2) Michael Derby: Fed’s Yellen: U.S. Rates Too Hot for China:
A top Federal Reserve official said Monday U.S. monetary policy is too hot for China and Hong Kong and explained any trouble those nations ultimately face because of this situation arises from their own foreign exchange policies. “Because both the Chinese and Hong Kong economies are further along in their recovery phases than the U.S. economy, current U.S. monetary policy is likely to be excessively stimulatory for them,” Federal Reserve Bank of San Francisco President Janet Yellen said. “However, as both Hong Kong and the mainland are currently pegging to the dollar, they are both to some extent stuck with the policy the Federal Reserve has chosen to promote recovery,” she wrote in a bank Economic Letter published Monday. The central banker said that if China wants to prevent U.S. policies from overheating its economy and driving inflation, it will have to do something about its foreign exchange policy. “Increased exchange rate flexibility could mitigate growing inflationary concerns, and also act toward easing global imbalances and encouraging the development of the household sector, a shift the Chinese government now officially says it wants,” Yellen said.
3) Duncan Black:
Message: Focused On Jobs: It's the actual jobs that matter, not the trying to look like you're doing something on jobs.
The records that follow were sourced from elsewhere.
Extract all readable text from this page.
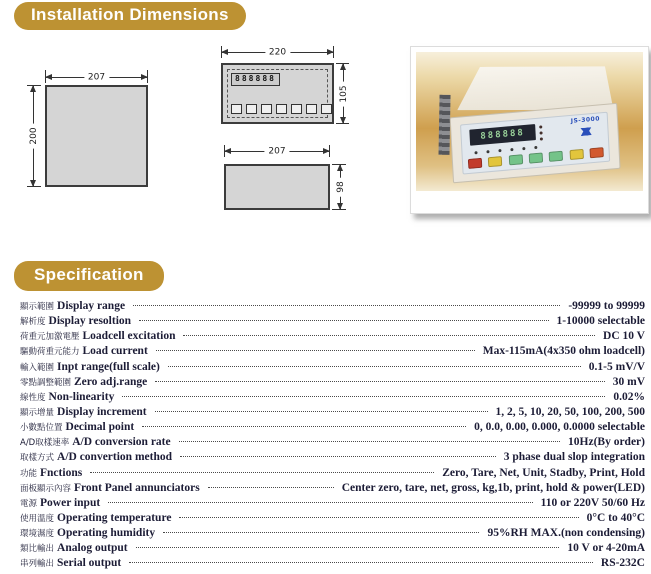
Installation Dimensions
207
200
888888
220
105
207
98
888888
JS-3000
Specification
顯示範圍 Display range	-99999 to 99999
解析度 Display resoltion	1-10000 selectable
荷重元加激電壓 Loadcell excitation	DC 10 V
驅動荷重元能力 Load current	Max-115mA(4x350 ohm loadcell)
輸入範圍 Inpt range(full scale)	0.1-5 mV/V
零點調整範圍 Zero adj.range	30 mV
線性度 Non-linearity	0.02%
顯示增量 Display increment	1, 2, 5, 10, 20, 50, 100, 200, 500
小數點位置 Decimal point	0, 0.0, 0.00, 0.000, 0.0000 selectable
A/D取樣速率 A/D conversion rate	10Hz(By order)
取樣方式 A/D convertion method	3 phase dual slop integration
功能 Fnctions	Zero, Tare, Net, Unit, Stadby, Print, Hold
面板顯示內容 Front Panel annunciators	Center zero, tare, net, gross, kg,1b, print, hold & power(LED)
電源 Power input	110 or 220V 50/60 Hz
使用溫度 Operating temperature	0°C to 40°C
環境濕度 Operating humidity	95%RH MAX.(non condensing)
類比輸出 Analog output	10 V or 4-20mA
串列輸出 Serial output	RS-232C
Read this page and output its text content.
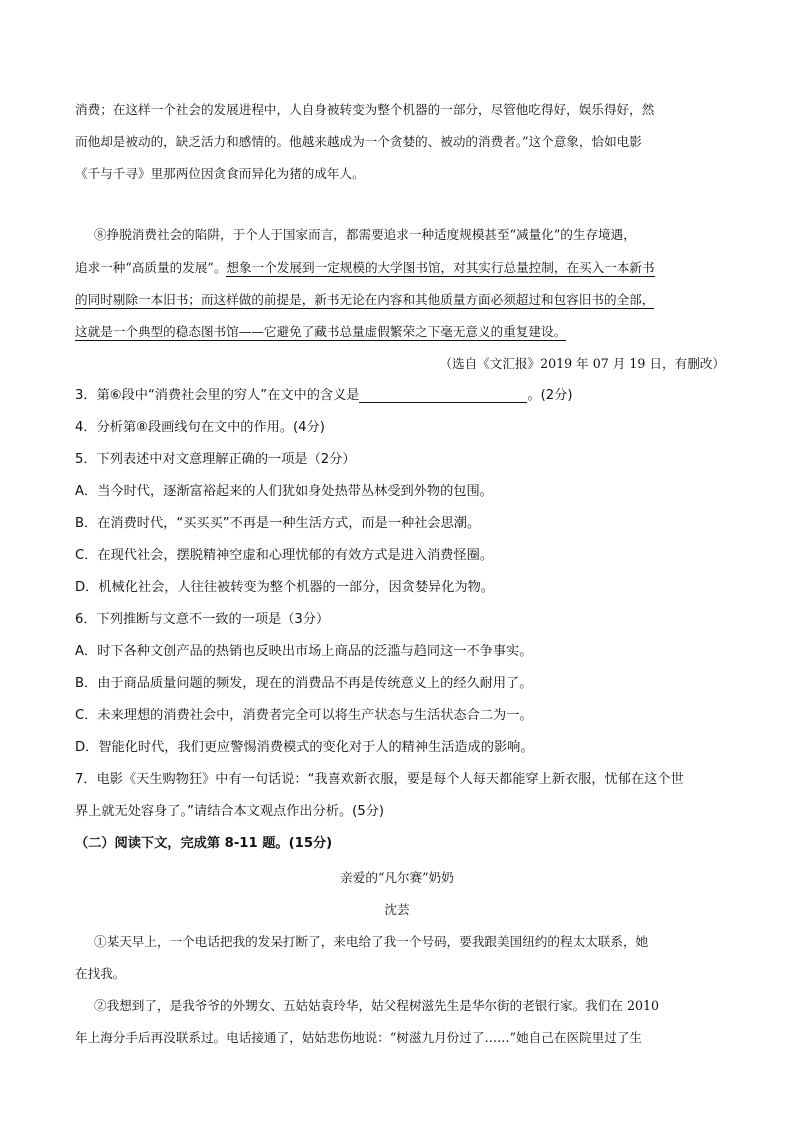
消费；在这样一个社会的发展进程中，人自身被转变为整个机器的一部分，尽管他吃得好，娱乐得好，然
而他却是被动的，缺乏活力和感情的。他越来越成为一个贪婪的、被动的消费者。”这个意象，恰如电影
《千与千寻》里那两位因贪食而异化为猪的成年人。
⑧挣脱消费社会的陷阱，于个人于国家而言，都需要追求一种适度规模甚至“减量化”的生存境遇，
追求一种“高质量的发展”。想象一个发展到一定规模的大学图书馆，对其实行总量控制，在买入一本新书
的同时剔除一本旧书；而这样做的前提是，新书无论在内容和其他质量方面必须超过和包容旧书的全部，
这就是一个典型的稳态图书馆——它避免了藏书总量虚假繁荣之下毫无意义的重复建设。
（选自《文汇报》2019 年 07 月 19 日，有删改）
3．第⑥段中“消费社会里的穷人”在文中的含义是	。(2分)
4．分析第⑧段画线句在文中的作用。(4分)
5．下列表述中对文意理解正确的一项是（2分）
A．当今时代，逐渐富裕起来的人们犹如身处热带丛林受到外物的包围。
B．在消费时代，“买买买”不再是一种生活方式，而是一种社会思潮。
C．在现代社会，摆脱精神空虚和心理忧郁的有效方式是进入消费怪圈。
D．机械化社会，人往往被转变为整个机器的一部分，因贪婪异化为物。
6．下列推断与文意不一致的一项是（3分）
A．时下各种文创产品的热销也反映出市场上商品的泛滥与趋同这一不争事实。
B．由于商品质量问题的频发，现在的消费品不再是传统意义上的经久耐用了。
C．未来理想的消费社会中，消费者完全可以将生产状态与生活状态合二为一。
D．智能化时代，我们更应警惕消费模式的变化对于人的精神生活造成的影响。
7．电影《天生购物狂》中有一句话说：“我喜欢新衣服，要是每个人每天都能穿上新衣服，忧郁在这个世
界上就无处容身了。”请结合本文观点作出分析。(5分)
（二）阅读下文，完成第 8-11 题。(15分)
亲爱的“凡尔赛”奶奶
沈芸
①某天早上，一个电话把我的发呆打断了，来电给了我一个号码，要我跟美国纽约的程太太联系，她
在找我。
②我想到了，是我爷爷的外甥女、五姑姑袁玲华，姑父程树滋先生是华尔街的老银行家。我们在 2010
年上海分手后再没联系过。电话接通了，姑姑悲伤地说：“树滋九月份过了……”她自己在医院里过了生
Realities of Congress, blah blah blah, but occasionally it'd be nice if that charismatic guy in the White House would try to move public opinion.
4) WORST ACT OF JOURNALISTIC MALPRACTICE I HAVE SEEN TODAY: Elisabeth Rosenthal of the New York Times misusing Roger Pielke as an expert on climate change. Outsourced to Ken Caldeira:
Does Roger Pielke Jr really believe that Pachauri is exaggerating the climate change problem in order to obtain more funds for his nonprofit research center? If Pielke is going to make insinuations in the New York Times about the ethics of Dr Pachauri, he owes it to us to make his beliefs clear. He should state clearly which of the following two statements he believes: (a) Dr Rajendra Pachauri is exaggerating the climate change problem in order to obtain more funds for his nonprofit research center. (b) Dr Rajendra Pachauri is not exaggerating the climate change problem in order to obtain more funds for his nonprofit research center.
For a man with a $49,000 salary, donating all of his consulting fees to nonprofit organizations would ordinarily be seen as a sign of professional integrity and dedication. It is outrageous that Pielke attempts to turn this around and use it to insinuate an ethical lapse. It makes one wonder about Pielke’s motives.
5) STUPIDEST THING I HAVE READ TODAY: James Buchanan: Economists Have No Clothes:
What function must the whole financial-monetary structure perform in an ideally working market economy? This question is relatively easy to answer. The financial-monetary structure must be neutral in its allocative effects. It must be limited to the facilitation of exchanges (to the reduction of transactions costs)...
If other economists have no clothes, then I suspect James Buchanan must have neither clothes, skin, organs, or bones. The financial-monetary sector does a lot more than facilitate exchange--a problem that was solved by the invention of coinage under Gyges King of Lydia 2800 years ago. The financial-monetary structure does facilitate exchange, but that is only one of its roles. Its major role is to transform the forms of wealth that exist in the economy into forms of wealth that savers want to hold. The forms of wealth that exist in the economy are long-term illiquid risky projects and organizations that require a good deal of supervision and oversight. The forms of wealth that savers want to hold are short-term liquid safe assets that can be left to manage themselves. To move from one to the other financiers must (a) find people tolerant of bearing risk, (b) people willing to monitor and oversee, (c) people to make markets to create liquidity, while (d) betting that the law of large numbers can keep the whole thing from crashing down as they try to maximize their profits by paying the minimum to outside risk bearers, monitors, and market-makers. "[N]eutral in its allocative effects... limited to the facilitation of exchanges," FEH!!